Clash is an open-source hardware description language (HDL) that closely mirrors the syntax and semantics of the Haskell programming language. Clash is mainly developed at QBayLogic, but is freely available to anyone. Clash allows developers to write high level synchronous sequential descriptions. Clash can turn these descriptions into low-level Verilog or VHDL, thus achieving high interoperability with existing HDL tools.
Clash is fully open-source software and published on GitHub under BSD-2. This means you can look into its internals and freely modify it for your organization’s needs.
Clash designs compile extremely quickly, as witnessed by Myrtle.ai. Their deep neural network accelerator, MAU, compiles in less than 15 seconds from a cold start. Once Clash is warmed up, design changes can be recompiled in less than a second. A (re)compiled design can be simulated and interactively inspected.
It offers a fully-featured REPL. Design parts can be inspected, simulated, and debugged interactively – without having to write separate test files.
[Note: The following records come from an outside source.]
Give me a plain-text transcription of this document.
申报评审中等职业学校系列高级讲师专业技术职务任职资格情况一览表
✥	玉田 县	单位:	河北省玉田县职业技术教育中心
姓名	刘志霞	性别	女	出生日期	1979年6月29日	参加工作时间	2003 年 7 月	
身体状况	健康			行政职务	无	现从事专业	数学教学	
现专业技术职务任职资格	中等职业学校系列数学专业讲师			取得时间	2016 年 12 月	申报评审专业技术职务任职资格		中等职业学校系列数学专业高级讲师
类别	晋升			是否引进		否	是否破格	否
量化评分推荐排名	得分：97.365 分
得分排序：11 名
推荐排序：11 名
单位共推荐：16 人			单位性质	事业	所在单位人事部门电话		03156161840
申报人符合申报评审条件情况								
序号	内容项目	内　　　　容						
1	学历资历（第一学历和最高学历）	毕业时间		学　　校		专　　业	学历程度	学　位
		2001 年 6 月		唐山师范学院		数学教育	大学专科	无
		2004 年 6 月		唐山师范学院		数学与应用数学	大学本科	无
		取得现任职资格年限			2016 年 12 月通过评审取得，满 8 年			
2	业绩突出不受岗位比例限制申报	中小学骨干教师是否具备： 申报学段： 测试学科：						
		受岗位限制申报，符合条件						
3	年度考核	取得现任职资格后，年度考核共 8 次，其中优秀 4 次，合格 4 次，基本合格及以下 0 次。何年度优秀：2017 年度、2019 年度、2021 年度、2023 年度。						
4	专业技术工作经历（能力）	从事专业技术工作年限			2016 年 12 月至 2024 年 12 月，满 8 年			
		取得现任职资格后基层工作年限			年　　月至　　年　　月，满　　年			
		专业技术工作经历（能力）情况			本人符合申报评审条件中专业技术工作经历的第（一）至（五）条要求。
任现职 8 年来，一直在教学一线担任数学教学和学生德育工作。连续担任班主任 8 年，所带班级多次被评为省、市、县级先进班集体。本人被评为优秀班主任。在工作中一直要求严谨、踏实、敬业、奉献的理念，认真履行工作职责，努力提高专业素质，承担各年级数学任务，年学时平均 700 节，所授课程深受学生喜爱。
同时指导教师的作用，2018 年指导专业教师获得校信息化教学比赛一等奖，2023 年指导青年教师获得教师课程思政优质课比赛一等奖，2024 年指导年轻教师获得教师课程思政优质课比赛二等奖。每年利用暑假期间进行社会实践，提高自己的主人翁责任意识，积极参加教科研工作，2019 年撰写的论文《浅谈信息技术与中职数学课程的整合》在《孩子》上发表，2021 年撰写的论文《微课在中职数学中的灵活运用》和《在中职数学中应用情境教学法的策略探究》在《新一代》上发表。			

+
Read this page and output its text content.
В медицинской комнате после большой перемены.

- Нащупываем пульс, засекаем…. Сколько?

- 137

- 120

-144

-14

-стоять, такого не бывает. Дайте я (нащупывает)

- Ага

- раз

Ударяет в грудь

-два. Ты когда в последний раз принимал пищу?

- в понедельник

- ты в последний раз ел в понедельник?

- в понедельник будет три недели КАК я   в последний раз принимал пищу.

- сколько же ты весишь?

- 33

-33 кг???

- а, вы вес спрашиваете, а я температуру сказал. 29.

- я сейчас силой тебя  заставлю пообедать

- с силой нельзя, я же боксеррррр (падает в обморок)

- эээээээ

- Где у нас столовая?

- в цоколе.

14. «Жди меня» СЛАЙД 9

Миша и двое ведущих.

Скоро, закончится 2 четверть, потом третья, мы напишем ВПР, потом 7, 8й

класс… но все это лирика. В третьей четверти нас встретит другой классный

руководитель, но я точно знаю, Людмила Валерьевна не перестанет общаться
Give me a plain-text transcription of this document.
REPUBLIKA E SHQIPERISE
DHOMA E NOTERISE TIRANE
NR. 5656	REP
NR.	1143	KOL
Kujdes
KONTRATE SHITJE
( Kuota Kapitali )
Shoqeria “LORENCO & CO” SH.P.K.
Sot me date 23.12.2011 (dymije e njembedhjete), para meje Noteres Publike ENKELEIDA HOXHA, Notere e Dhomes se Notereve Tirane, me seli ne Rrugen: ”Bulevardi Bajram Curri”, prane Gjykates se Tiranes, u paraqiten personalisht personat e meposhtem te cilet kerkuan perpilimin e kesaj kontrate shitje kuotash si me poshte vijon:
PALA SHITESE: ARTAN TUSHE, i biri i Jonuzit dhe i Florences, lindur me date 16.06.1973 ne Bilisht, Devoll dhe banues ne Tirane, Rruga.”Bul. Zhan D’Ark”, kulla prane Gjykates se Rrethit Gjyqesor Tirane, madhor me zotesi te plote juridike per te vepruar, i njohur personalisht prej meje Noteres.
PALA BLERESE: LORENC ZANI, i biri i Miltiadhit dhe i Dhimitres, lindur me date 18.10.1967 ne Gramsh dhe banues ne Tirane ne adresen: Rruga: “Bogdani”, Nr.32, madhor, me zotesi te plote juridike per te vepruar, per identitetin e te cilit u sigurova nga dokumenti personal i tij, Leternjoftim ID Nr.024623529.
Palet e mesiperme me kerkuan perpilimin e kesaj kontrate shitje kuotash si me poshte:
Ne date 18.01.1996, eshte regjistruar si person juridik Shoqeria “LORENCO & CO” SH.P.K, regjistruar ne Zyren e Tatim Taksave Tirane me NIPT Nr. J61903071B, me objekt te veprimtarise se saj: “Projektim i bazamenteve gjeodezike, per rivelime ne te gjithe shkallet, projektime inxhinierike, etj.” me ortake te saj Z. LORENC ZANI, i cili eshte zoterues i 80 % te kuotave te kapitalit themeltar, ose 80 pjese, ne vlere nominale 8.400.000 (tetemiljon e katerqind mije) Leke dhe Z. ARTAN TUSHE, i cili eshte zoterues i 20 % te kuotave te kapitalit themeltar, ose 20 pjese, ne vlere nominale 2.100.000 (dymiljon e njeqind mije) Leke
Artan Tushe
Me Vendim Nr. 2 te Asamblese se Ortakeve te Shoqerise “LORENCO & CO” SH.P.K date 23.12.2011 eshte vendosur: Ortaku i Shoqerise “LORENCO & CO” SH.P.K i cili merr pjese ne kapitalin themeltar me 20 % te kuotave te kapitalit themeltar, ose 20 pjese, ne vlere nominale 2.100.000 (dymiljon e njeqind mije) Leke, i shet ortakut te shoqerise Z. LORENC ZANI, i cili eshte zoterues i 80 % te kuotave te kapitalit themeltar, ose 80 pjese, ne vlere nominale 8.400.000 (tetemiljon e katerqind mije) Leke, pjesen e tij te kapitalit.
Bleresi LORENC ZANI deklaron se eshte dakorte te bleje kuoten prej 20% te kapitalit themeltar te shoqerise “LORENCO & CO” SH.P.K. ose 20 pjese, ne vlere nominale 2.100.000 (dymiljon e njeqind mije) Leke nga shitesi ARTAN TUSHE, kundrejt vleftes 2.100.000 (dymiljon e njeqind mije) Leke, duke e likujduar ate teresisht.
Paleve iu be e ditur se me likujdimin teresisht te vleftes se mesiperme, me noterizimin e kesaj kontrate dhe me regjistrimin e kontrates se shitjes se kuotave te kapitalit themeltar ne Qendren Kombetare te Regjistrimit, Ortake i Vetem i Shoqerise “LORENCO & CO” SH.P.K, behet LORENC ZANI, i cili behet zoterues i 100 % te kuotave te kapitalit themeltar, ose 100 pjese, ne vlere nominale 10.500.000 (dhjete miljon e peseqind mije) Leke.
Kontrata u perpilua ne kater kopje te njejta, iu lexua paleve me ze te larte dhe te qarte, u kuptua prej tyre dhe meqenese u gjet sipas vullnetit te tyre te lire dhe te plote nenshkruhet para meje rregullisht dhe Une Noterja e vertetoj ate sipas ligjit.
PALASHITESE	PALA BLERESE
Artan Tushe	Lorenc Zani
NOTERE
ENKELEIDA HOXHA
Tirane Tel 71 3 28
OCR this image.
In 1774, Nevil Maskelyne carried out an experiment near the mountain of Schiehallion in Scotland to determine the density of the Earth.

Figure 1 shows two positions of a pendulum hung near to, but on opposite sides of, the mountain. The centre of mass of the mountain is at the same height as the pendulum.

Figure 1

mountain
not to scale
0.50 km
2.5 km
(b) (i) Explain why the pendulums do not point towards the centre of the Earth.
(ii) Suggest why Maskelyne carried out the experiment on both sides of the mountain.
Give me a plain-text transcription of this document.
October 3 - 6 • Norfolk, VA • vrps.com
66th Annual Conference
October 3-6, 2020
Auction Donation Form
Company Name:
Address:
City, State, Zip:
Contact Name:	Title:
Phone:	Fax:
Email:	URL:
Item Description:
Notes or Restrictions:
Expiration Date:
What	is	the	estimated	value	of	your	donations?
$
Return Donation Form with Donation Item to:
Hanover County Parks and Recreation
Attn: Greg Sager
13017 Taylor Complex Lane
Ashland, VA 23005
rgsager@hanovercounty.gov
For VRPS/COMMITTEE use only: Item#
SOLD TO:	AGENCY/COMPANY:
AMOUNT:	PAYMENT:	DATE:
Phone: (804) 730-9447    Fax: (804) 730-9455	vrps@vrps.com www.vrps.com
Nowadays, this feature can be found in many software programming languages, most notably Python, but it remains unavailable for many HDLs.
Inherited from the Haskell programming language, Clash offers a modern way of tracking dependencies and publishing reusable components. It can reuse many of the packages already available on hackage.haskell.org, thanks to its compatibility with existing Haskell software libraries and ecosystem.
Clash uses a modern, static type system. This helps to catch errors at a very early stage of a design pipeline. For example, Clash designers don’t have to worry about accidentally mixing up signals from different clock domains. In general, it allows designers to develop reusable components that communicate their intent clearly and statically prevent illegal states from ever occurring.
Clash is built on strong foundations and contains very few hard coded constructs. This allows developers to extend Clash to their heart’s desire. Designers can write their own domain specific languages, frameworks, and abstractions – and they can still expect it to compile quickly.